Another difference between deep learning and human brains is the number of training examples required, with millions of labeled images needed to learn simple categorization tasks5. In fact, deep learning would not exist if the digital revolution hadn’t made big data available. Fortunately, the human brain is better at generalizing from smaller sets of experiences, but recent machine learning approaches try to mimic this3. Conversely, we may not learn to recognize some features because we do not routinely train ourselves on labeled data. An example is the recent controversial study claiming that a deep network learned to recognize sexual preferences of people by analyzing pictures on a dating website.Footnote 7 In newspapers, this was reported as a demonstration of how artificial intelligence can now beat the human mind. In real life, however, people often don’t know who is gay or not (we lack the label) and I doubt any rational person would consider training themselves by going through all the profiles on a dating site.

Returning to the AlphaGo Zero example2, the success of deep learning may soon be surpassed by reinforcement learning, which is again directly based on neuroscience concepts.3,Footnote 8 In this case the big data challenge was overcome by having AlphaGo play games against itself, so no prior data was required. This may be conceptually similar to many forms of learning in infancy, where trial and error clearly play a very big role. But while being successful at playing Go and chess seems a big achievement because of the close to infinite number of possible game states, the important limiting metric for reinforcement learning is the number of possible actions and that number is, clearly, limited for any board game. Nevertheless, it is probably worthwhile to carefully investigate lessons that can be drawn from AlphaGo Zero.

Finally, I want to report on an interesting recent reportFootnote 9 that shows a fairly realistic way to solve one of the most vexing problems in mapping machine learning to the brain: the credit assignment problem. The first machine learning revolution in the 80ies was based on the discovery of the back-propagation algorithmFootnote 10 and it is well known that real brains have no back-propagation3, i.e. transmission of weight updates from higher layers to lower layers.
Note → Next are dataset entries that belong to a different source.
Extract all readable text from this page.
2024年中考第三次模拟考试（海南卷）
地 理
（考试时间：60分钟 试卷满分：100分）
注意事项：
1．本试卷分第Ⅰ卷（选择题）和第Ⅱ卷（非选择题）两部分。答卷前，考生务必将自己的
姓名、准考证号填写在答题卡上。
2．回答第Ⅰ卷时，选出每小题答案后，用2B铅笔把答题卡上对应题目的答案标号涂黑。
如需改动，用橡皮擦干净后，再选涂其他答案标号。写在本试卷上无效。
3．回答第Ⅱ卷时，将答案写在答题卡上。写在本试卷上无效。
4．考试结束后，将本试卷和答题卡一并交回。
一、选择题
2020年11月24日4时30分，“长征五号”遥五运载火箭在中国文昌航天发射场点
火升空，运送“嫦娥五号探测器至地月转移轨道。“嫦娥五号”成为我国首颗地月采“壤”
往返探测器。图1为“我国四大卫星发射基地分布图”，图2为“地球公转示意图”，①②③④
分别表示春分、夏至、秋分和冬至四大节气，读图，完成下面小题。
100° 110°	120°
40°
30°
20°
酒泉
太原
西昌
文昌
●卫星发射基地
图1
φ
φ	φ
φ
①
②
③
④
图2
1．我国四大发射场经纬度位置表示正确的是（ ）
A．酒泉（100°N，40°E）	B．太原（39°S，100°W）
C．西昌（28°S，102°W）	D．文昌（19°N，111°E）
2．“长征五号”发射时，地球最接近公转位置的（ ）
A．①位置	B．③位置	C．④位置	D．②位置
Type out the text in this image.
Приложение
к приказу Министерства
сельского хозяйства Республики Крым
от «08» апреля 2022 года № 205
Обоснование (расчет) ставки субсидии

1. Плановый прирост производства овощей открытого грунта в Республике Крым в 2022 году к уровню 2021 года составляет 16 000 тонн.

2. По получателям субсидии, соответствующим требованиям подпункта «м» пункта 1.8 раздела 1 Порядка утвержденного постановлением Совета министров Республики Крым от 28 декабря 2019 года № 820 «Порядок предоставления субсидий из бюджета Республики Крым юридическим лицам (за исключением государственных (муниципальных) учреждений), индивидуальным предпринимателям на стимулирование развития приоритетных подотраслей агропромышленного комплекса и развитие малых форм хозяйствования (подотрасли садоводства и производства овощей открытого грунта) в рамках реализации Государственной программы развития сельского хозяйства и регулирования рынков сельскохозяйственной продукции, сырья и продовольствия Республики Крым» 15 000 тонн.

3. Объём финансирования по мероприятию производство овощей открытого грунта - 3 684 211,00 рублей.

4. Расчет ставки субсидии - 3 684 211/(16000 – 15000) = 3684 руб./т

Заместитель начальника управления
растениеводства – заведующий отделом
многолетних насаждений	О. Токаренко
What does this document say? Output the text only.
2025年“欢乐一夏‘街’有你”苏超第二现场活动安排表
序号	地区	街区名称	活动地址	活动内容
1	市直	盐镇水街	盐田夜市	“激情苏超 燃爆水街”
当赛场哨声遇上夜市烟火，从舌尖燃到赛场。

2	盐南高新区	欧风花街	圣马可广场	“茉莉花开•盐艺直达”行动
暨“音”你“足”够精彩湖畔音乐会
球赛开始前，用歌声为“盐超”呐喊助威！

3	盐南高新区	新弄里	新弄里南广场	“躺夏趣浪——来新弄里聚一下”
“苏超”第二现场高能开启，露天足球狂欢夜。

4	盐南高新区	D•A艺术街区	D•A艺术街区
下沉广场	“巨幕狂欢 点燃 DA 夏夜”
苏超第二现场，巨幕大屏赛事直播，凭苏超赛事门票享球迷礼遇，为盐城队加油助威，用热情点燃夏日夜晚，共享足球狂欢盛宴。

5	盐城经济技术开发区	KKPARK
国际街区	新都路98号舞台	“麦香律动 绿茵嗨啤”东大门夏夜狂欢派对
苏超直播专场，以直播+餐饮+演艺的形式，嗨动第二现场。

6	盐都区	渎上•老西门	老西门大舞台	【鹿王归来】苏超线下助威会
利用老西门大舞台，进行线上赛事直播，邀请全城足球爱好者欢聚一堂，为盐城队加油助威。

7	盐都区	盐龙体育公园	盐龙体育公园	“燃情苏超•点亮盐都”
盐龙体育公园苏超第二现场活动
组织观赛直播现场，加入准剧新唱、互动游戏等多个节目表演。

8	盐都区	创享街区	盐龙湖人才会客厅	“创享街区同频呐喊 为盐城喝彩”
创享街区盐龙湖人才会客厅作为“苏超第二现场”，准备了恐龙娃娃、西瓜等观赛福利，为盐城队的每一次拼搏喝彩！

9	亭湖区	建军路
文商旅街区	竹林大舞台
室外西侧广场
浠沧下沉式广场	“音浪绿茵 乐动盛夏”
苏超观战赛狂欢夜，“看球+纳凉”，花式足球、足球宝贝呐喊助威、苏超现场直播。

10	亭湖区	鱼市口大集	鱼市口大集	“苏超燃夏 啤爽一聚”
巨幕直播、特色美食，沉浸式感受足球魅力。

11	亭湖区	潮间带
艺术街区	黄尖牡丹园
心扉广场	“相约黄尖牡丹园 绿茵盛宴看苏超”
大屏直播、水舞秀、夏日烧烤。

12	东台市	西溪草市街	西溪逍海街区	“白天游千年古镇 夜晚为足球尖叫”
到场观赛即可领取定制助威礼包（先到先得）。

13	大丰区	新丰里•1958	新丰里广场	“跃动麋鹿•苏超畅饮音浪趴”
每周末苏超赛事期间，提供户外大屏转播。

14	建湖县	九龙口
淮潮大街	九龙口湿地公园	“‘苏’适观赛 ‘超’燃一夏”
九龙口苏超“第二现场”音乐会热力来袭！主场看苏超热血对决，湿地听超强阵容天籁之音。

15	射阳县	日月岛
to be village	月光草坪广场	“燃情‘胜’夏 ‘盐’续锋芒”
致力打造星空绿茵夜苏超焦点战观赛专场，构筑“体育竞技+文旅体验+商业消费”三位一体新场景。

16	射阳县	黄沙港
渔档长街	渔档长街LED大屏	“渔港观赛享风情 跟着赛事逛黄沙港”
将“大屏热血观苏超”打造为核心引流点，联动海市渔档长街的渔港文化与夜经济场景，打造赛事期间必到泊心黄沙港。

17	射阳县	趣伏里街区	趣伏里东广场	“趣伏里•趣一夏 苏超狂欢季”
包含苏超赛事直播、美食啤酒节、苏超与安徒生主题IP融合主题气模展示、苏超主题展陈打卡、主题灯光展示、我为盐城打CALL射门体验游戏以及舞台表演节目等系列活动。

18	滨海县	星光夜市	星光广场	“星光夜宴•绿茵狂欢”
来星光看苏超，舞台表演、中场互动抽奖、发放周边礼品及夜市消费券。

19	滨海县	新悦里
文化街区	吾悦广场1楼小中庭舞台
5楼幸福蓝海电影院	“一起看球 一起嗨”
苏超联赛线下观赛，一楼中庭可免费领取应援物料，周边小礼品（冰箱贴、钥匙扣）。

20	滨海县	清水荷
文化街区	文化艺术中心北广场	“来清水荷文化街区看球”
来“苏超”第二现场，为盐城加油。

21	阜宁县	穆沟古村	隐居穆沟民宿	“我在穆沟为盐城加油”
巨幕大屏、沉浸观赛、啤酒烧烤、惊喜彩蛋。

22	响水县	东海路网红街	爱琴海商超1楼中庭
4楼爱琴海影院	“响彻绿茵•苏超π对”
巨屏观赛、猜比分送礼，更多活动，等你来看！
In more modern terms, this is called the credit assignment problem: which neurons in lower layers directly contributed to the final behavioral outcome? Interestingly, leading researchers in deep learning are quite concerned about finding solutions to this conundrumFootnote 11,Footnote 12 but till now only partial answers were proposed. Guerguiev et al.9 propose to use the dendritic structure of neurons and this is a remarkably complete scheme, although there are still a few unresolved issues. Specifically, sparse feedback connections carrying higher-order feedback to the apical dendrites are used to drive changes in synaptic weights in basal dendrites that receive sensory input. The dendrites are essential because they provide for physical separation of the two inputs onto the same neuron. I will not describe the results in detail, but encourage reading of the paper.

From my perspective, this is quite an ironic result. As an avid modeler of dendritesFootnote 13,Footnote 14 I have been frustrated by the swing of the field of computational neuroscience towards point neuron network modeling. I have seen a gradual loss of interest among students of summer schools in computational neuroscience in simulating single neuron models and the shift is also noticeable in recent textbooks.Footnote 15 If what Guerguiev and colleagues (including a scientist working at DeepMind) propose9 is true, then understanding how neural networks learn complex tasks will require models that include both apical and basal dendrites, though the models themselves do not have to be very complex. This nicely matches the recent demonstration in in vivo experiments of the behavioral importance of dendritic spikesFootnote 16 and suggests a bright future for modeling dendrites.